Secara sederhana kita tahu bahwa dalam keseluruhan literatur islam –saya rasa- menyatakan bahwa saat manusia wafat, maka bagian ruhani manusia tersebut tidak hancur, melainkan pindah alam dan melanjutkan hidup.

Saat pindah alam dan melanjutkan hidup, kita juga tahu dalam banyak sekali literatur disebutkan bahwa substansi yang bersifat ruhani itulah yang membawa sepaket data berupa kumpulan pengetahuan, cara pandang hidup, rekam jejak perjalanan, pengalaman, dan bahkan identitasnya yang merupakan hasil dari pengalaman hidup dia.
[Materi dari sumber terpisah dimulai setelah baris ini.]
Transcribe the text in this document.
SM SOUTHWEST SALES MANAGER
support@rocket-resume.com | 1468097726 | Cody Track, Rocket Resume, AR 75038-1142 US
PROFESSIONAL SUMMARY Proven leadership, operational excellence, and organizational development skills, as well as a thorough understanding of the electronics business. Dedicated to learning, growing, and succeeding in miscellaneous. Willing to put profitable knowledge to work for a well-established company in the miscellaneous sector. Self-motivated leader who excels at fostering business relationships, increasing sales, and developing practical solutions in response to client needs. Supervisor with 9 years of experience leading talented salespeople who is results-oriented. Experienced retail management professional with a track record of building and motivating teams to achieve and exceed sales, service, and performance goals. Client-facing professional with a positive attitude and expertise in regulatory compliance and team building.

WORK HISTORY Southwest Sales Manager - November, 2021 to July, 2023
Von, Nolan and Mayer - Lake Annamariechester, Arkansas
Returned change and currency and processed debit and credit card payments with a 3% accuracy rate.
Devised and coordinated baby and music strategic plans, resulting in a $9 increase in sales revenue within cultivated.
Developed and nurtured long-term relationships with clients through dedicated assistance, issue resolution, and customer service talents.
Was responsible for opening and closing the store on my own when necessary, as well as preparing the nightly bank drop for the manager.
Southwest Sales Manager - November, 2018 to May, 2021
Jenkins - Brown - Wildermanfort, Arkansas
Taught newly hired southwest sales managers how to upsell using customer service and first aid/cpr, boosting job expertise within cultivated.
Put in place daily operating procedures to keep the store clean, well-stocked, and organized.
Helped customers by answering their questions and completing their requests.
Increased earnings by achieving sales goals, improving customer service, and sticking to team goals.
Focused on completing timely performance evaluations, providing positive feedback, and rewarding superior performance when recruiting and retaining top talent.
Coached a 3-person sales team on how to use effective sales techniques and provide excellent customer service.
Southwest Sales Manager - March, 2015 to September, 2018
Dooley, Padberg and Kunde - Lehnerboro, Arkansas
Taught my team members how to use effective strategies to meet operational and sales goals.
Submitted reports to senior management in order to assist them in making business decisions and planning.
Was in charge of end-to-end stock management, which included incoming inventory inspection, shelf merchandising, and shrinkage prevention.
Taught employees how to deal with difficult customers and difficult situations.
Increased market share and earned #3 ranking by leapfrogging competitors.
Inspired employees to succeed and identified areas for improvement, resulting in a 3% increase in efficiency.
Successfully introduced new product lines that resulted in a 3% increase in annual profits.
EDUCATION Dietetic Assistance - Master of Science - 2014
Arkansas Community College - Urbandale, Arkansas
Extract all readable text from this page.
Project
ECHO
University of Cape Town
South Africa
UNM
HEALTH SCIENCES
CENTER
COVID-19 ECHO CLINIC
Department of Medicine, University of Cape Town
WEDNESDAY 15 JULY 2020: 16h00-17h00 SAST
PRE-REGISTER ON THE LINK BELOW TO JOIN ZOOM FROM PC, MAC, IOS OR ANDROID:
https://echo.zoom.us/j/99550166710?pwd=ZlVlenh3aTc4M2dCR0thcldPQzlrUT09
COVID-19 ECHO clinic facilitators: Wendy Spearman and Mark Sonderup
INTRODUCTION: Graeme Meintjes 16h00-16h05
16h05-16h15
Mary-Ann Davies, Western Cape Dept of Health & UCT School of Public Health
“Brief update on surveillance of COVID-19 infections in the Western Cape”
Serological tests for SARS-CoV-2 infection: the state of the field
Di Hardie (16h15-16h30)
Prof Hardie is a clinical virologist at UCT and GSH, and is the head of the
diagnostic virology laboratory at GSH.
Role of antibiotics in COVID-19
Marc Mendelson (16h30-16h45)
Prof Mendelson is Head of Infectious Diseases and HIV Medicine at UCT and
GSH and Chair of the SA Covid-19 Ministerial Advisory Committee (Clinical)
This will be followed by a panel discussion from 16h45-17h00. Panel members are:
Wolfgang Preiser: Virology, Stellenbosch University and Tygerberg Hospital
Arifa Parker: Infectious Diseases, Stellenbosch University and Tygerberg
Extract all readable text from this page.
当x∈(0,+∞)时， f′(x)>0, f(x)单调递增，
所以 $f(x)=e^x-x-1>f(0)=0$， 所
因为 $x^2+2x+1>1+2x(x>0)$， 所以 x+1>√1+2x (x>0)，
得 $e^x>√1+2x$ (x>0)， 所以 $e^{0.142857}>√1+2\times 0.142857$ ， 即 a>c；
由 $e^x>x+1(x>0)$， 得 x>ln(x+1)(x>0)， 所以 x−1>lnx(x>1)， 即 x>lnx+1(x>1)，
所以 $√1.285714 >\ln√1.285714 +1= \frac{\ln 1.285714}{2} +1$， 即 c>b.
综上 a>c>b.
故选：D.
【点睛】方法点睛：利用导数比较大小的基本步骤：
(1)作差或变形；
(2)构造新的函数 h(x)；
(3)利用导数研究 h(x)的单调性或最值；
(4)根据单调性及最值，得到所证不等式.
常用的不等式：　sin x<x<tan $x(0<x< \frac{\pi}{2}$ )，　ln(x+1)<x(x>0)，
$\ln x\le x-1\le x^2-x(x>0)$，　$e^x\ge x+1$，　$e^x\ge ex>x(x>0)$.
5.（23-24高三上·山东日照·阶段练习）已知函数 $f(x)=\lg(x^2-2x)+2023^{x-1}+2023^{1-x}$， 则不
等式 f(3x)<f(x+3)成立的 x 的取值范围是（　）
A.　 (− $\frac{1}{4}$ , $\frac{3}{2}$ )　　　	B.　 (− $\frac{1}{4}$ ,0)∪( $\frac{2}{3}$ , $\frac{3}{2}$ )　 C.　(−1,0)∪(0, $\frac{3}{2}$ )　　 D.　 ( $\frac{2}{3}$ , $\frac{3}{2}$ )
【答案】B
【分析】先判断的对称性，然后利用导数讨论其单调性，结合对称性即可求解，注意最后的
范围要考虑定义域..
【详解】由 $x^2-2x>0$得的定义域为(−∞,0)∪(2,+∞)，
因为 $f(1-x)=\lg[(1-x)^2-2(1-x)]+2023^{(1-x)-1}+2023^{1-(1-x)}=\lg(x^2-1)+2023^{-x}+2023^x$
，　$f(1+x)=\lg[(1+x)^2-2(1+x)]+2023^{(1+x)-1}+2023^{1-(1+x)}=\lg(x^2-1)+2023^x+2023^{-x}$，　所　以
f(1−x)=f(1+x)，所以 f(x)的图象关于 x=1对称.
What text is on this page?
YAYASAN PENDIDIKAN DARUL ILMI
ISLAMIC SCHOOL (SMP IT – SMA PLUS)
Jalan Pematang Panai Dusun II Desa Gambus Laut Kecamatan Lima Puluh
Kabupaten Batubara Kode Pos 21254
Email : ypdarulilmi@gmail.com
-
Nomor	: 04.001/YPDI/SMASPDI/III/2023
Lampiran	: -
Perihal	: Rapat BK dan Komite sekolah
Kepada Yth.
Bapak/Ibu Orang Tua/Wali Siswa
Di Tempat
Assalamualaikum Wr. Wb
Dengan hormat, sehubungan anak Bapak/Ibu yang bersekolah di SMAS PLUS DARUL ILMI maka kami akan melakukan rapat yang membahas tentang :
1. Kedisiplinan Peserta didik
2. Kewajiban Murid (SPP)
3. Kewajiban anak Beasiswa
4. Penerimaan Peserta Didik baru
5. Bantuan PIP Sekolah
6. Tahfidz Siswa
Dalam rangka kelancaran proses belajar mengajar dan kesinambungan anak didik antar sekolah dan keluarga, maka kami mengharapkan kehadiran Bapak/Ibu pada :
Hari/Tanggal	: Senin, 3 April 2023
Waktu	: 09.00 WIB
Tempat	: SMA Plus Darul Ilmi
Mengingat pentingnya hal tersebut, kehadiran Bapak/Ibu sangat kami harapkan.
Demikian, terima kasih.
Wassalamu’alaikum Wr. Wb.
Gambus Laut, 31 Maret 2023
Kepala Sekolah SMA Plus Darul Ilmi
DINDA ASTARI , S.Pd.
Tentu kita tidak mengatakan bahwa saat seseorang wafat maka hilanglah sekumpulan identitas, pengalaman,  pengetahuan orang tersebut, melainkan semua ilmu itu terikut pada tubuh yang ruhani untuk melanjutkan perjalanan di alam yang lain.

Saya kutip Naquib Al Attas dalam tulisannya “The Concept Of Education In Islam,” bahwa dalam begitu banyak referensi kita ketahui bahwa substansi ruhani tersebutlah yang merujuk pada makna “Manusia” yang sebenarnya.

Seperti saat kita mengatakan “saya” maka kita sadari atau tidak kita sadari yang kita maksudkan “saya” itu adalah diri kita yang ruhani itu[1].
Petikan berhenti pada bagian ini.